N+1 Redundancy#

You know you need redundancy. But how many backups is enough?

N+1 gives you a formula instead of a gut feeling.

What it is#

N = the number of components you need to handle your current load. +1 = one extra, always.

If you need 3 servers to handle your traffic — you run 4. If one dies, you still have exactly 3. Load doesn't spike. Users don't notice anything.

Why "just run two" isn't a rule#

"Run two servers" is vague. What if you need 10 servers to handle peak traffic? Running 2 is nowhere near enough — if one dies you're at 1, and the system collapses under load.

N+1 gives you a formula:

Need 1 server? Run 2. (1+1)
Need 5 servers? Run 6. (5+1)
Need 10 servers? Run 11. (10+1)

The "+1" is always exactly one spare — not two, not three. Just enough to absorb one failure without degrading service.

It applies everywhere, not just servers#

Component	N (what you need)	N+1 (what you run)
App servers	3 to handle load	4
Database replicas	2	3
Power supplies in a server	1	2
Datacenters	1	2
Network links between DCs	1	2

Same logic at every layer. One failure → still fully operational.

The moment N+1 breaks down#

N+1 protects you against one failure at a time.

The danger is the gap between failure and replacement:

You're running N+1 — 4 servers, need 3
One server dies → you're now at N — 3 servers, need 3 — still fine
Before you provision a replacement, a second server dies → you're at N-1 — 2 servers, need 3 → service degrades or drops

This is why N+1 requires fast replacement, not just fast detection. The "+1" is a buffer, not a permanent safety net.
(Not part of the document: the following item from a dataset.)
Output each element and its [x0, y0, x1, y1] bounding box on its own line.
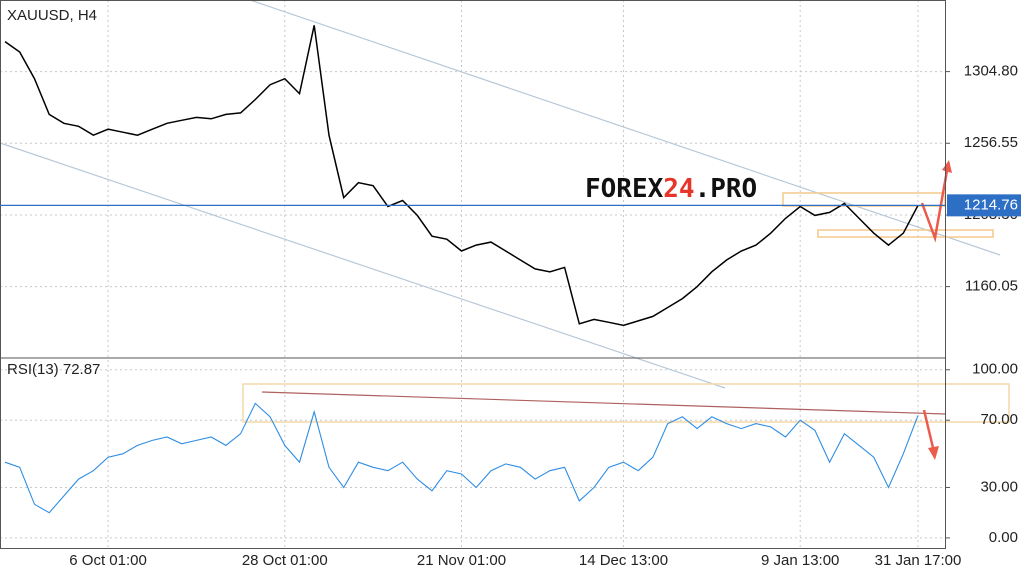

The moment your +1 becomes your N, you're exposed

Provision a replacement immediately — don't wait until the next maintenance window.

N+2 — when one spare isn't enough#

Setup for all three scenarios below: you need 3 servers, so you run N+1 = 4.

Planned maintenance#

You take a server offline to apply a security patch.

Before maintenance:  4 servers running  (N+1 — buffer intact)
During maintenance:  3 servers running  (exactly N — zero buffer)

If one more server dies during that window, you're at 2 but need 3. Service degrades.

With N+2 = 5 servers:

Before maintenance:  5 servers running
During maintenance:  4 servers running  (still N+1 — buffer intact)

Now a failure during maintenance still leaves you at exactly N. Still safe.

Slow provisioning#

A server dies. You're now at exactly N — no buffer. You start spinning up a replacement but it takes 20 minutes to boot, configure, and join the cluster.

For those 20 minutes you have zero buffer. A second failure in that window puts you under capacity.

With N+2 = 5 servers:

Server 1 dies  →  4 servers left  (still N+1 — buffer intact)
Provisioning takes 20 minutes...
Server 2 dies in that window  →  3 servers left  (exactly N — still safe)

The second spare covers the provisioning gap.

Mission-critical systems#

Payment processors, hospital systems. The question isn't "can two servers die at once?" — it's "what's the cost if they do?"

Startup — two simultaneous failures → some users annoyed → N+1 is fine
Payment processor — two simultaneous failures during peak → transactions failing → millions in losses + regulatory consequences → N+2 is worth the cost

The mental model#

Configuration	What it survives
N+1	One failure
N+2	One failure while something else risky is already happening
N+K	K simultaneous problems

The cost scales linearly — one more instance per +1. The decision is: what's the cost of a second failure in my system?

In an interview

"I'd run N+1 for the app servers — one spare to absorb any single failure. For the database tier, given slow replica provisioning, I'd consider N+2 to cover the replacement window."